Comparison of the grids and estimated MICs for the ‘I’-type and chequerboard datasets. Data size n = 520; each square contains 40 data points.
The actual MIC values of noisy linear, parabolic and sinusoidal correlations were difficult to determine, as shown in figure 3. We compared the three algorithms under the criterion that ‘with the same number of bins, the larger the MIC values, the better the grid’. The AppMIC algorithm was excluded from the comparison because of its excessive bins (all reached 2 × 21 for data size n = 500 and B(n, α) = 42; figure 3a, d and g). A comparison of the MIC values of the three functional correlations obtained by the ChiMIC and BackMIC algorithms revealed that the latter always achieved higher MIC values with the same or fewer number of bins than the former. Thus, the grid and estimated MICs obtained by the BackMIC algorithm were more reasonable than those by the ChiMIC algorithm; no axis was equipartitioned.
Figure 3.
Comparison of the grids and estimated MICs for linear (a–c), parabolic (d–f) and sinusoidal (g–i) correlations. The data points are simulated from Y = f(X) + ζ, where f(X) = X, 4(X − 0.5)2 and sin(4πX), respectively. X and ζ are random variables drawn uniformly from (0, 1) and (−0.3, 0.3), respectively; data size n = 500.

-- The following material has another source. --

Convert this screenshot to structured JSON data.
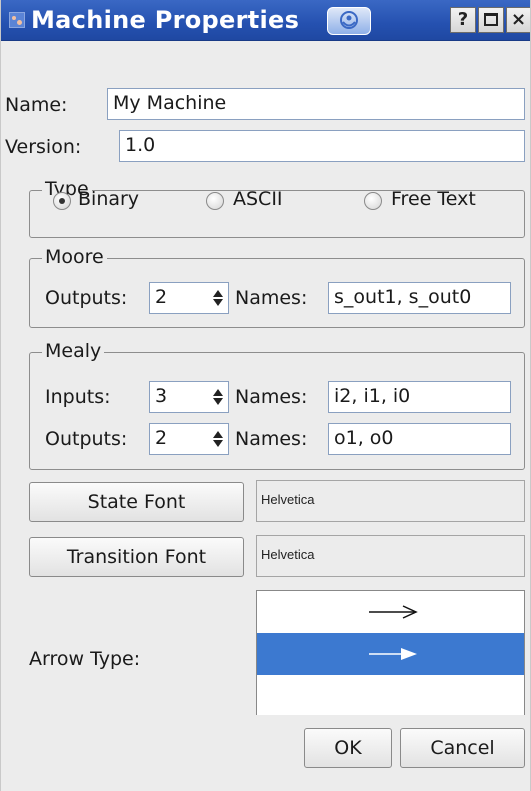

2.3. Comparison of robustness
The correlation strength of a given variable pair should be certain. However, as shown in figure 4, AppMICs varied with the change of α in B(n, α) for noisy linear, parabolic and sinusoidal correlations, because more bins generally result in larger MIC values. BackMICs remained almost constant because the χ2-test was used instead of B(n, α) to terminate grid optimization. Therefore, the BackMIC algorithm was more robust in measuring the correlation between variables than the AppMIC algorithm. The variation in ChiMICs was not obvious either; however, ChiMICs were always lower than BackMICs due to the equipartition restriction and harsh normalization term in the ChiMIC algorithm.
Figure 4.
Comparison of AppMIC, ChiMIC and BackMIC for linear, parabolic and sinusoidal correlations at different α in B(n, α). R2 in ‘noise’ is the squared Pearson correlation coefficient of f(X) and Y, where f(X) is the same as in figure 3 and Y = f(X) + ζ. For linear and parabolic correlations, ζ is drawn uniformly at noise levels 0.2, 0.35 and 0.5, respectively; for sinusoidal correlation, ζ is drawn uniformly at noise levels 0.6, 0.9 and 1.2, respectively. The MIC values were the average of 500 repetitions with data size n = 500.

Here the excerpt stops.